Вынул из кармана платок, вытер глаза и щеки.

Корсаков хотел было сказать: «Я знаю, что она была хороша, так почему же вы ее бросили, не посчитались с нею? Почему променяли на какую-то продавщицу, которая в конечном счете вас же и выгнала из дому?»

— Я, когда на фронте был, все о ней беспокоился, — продолжал старик, — как она там, жива ли, ведь она осталась с моими стариками.

— Знаю! — перебил его Корсаков. — Я все знаю.

Старик недоуменно взглянул на него.

Темные круги под его глазами казались еще гуще, еще рельефнее.

— Что вы знаете? — спросил, слегка запинаясь.

— Все, — повторил Корсаков.

— А что же именно? — лукавил старик, и веря и не веря Корсакову или стараясь просто-напросто выгадать время, чтобы придумать некую готовую отговорку или ложь, пришедшую в голову.

Корсакову вдруг стало совестно: в конце концов, не его это дело — выговаривать бывшему Дусиному мужу, в сущности, он тоже хорош… И потом, уж вовсе негуманно попрекать больного, обреченного человека, да еще кто попрекает? Врач, тот, кто сразу все должен понимать, чуть ли не с первого взгляда…

У Марины, его младшей, было любимое выражение: «Замнем для ясности» — для тех случаев, когда хотела поставить точку, больше ни о чем не говорить.

И сейчас Корсаков произнес те же самые слова:

— Замнем для ясности…

Притворно улыбнулся, улыбаться ему было, что называется, никак не с руки; однако старик сразу же повеселел, поверив его улыбке.

— Вы не думайте, — заговорил быстро, оживленно, наверно, спеша высказаться, пока его опять не сразил кашель, — у нас с нею были очень хорошие отношения, я часто ездил сюда, навещал ее и к Вале я очень хорошо относился, спросите ее, она скажет, очень даже хорошо…

— А это кто? — перебил Корсаков старика, подойдя к фотографии, висевшей над Дусиной карточкой. — Это Валины сыновья?

— Кто же еще, они самые, — охотно подтвердил старик. — А рядышком ихний отец, Валин муж.

Фотография была, видимо, давняя, ребятам было на вид лет по десять, не больше. Корсаков пристально вгляделся: круглолицые, еще по-детски щекастые, у обоих волосы одинаково подстрижены — челочка на лбу, под челочкой у обоих длинные, наверное, густые брови. На Валю не похожи, должно быть, удались оба в отца. Так и есть. Корсаков долго разглядывал незамысловато очерченное, узкоглазое, как у обоих сыновей, лицо Валиного мужа. Кажется, добрый, по лицу видать, а это самое главное, доброта, отец говорил когда-то, это мудрость сердца; с добрым человеком, надо думать, Вале жить легко, хорошо бы, чтобы так оно и было на самом деле…

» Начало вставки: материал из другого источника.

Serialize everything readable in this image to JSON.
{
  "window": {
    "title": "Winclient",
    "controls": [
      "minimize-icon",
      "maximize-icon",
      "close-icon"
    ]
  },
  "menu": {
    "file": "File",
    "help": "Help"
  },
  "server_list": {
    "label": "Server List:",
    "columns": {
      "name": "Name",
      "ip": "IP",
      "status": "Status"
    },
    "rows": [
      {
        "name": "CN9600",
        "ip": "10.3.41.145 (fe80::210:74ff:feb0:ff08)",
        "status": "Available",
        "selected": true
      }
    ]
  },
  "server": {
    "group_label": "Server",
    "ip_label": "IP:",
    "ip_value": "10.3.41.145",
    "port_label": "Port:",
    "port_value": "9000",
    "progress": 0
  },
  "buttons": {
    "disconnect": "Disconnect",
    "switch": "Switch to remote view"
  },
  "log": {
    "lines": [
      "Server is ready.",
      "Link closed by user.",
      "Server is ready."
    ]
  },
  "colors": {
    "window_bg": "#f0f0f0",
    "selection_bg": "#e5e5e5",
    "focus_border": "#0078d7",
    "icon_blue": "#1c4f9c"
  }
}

Он внезапно разволновался, сам не понимая, почему волнуется. Чтобы успокоиться, подошел к окну, стал глядеть на улицу. Ясный осенний день трезво простерся над домами, над оголенными, печальными деревьями.

Из переулка показалась женщина, шла быстро, уверенно, слегка размахивая на ходу руками. Приблизилась еще немного, и Корсаков узнал Валю.

Сказал с невольным облегчением:

— Наконец-то!

— Это кто же? — спросил старик. — Валя?

Тоже подошел к окну, внимательно, сощурив глаза, вгляделся.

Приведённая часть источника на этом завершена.